In an unusual twist, the Second District Court of Appeals of Ohio ruled that a claim for subrogation under Ohio’s workers’ compensation subrogation statute is governed by the six-year statute of limitations and not the two-year statute applicable to personal injury and negligence claims. In the case of Corn v. Whitmere, an employee sued a third party tortfeasor for injuries allegedly sustained in a motor vehicle accident arising during the course and scope of his employment. He also joined his self-insured employer as a defendant. The employer then filed a cross claim against the tortfeasor seeking reimbursement for workers’ compensation benefits paid pursuant to Ohio’s workers’ compensation subrogation statute. The trial court dismissed the employer’s cross claim as untimely since it had been filed more than two years after the date of the employee’s injury.
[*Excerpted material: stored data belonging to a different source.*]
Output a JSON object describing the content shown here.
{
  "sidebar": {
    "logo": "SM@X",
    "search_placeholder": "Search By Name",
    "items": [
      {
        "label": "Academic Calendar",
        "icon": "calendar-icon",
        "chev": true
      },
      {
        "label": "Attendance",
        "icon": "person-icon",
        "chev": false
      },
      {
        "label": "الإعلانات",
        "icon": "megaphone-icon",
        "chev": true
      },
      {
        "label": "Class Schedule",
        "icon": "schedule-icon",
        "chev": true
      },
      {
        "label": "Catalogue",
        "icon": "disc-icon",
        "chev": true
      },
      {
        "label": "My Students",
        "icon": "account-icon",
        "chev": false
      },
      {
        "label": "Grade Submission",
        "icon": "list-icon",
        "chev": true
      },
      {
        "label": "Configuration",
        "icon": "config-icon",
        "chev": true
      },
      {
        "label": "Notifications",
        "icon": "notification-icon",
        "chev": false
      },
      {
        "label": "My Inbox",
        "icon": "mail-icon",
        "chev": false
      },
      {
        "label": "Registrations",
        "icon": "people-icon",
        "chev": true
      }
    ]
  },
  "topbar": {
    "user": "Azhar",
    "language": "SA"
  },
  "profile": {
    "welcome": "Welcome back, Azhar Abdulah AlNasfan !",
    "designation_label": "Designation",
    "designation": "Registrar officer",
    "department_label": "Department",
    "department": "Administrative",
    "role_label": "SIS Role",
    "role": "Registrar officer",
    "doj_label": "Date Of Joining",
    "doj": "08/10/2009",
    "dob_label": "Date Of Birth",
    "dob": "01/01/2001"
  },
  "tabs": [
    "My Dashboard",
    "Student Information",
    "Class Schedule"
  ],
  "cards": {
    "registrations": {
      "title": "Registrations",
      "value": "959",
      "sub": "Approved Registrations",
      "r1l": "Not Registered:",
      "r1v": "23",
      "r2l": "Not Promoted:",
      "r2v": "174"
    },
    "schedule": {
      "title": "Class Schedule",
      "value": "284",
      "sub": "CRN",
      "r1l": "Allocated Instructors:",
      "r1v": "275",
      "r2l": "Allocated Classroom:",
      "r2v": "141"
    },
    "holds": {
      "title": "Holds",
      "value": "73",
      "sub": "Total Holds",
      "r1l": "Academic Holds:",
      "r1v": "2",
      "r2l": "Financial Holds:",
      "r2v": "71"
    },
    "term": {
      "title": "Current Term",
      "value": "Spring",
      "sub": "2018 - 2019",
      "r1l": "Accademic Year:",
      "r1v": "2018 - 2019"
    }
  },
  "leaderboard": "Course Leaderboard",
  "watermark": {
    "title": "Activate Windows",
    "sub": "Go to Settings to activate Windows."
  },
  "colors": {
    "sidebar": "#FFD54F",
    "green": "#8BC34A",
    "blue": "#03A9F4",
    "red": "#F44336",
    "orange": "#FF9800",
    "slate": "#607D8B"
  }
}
The Court of Appeals disagreed. The Court ruled that in the usual insurance setting, the subrogated insurer stands in the shoes of the insured-subrogor and has no greater rights than those of the insured-subrogor. Therefore, if the insured’s claim against the tortfeasor is based on negligence, the subrogated claim must also be based on negligence and is governed by the same two-year statute of limitations. The self-insured employer’s cross claim for workers' compensation subrogation, however, is not applied in the same way. Instead, the self-insured employer’s claim arises out of a statute. As a result, the cross claim is subject to the six-year statute of limitations found under Ohio Revised Code §2305.07.
Self-insured employers in Ohio should take note. Even though an injury may be more than two years old and the injured worker has never asserted a claim against the third party tortfeasor, the self-insured employer could still bring a claim under Ohio’s workers’ compensation subrogation statute for up to six years after the date of the employee’s injury.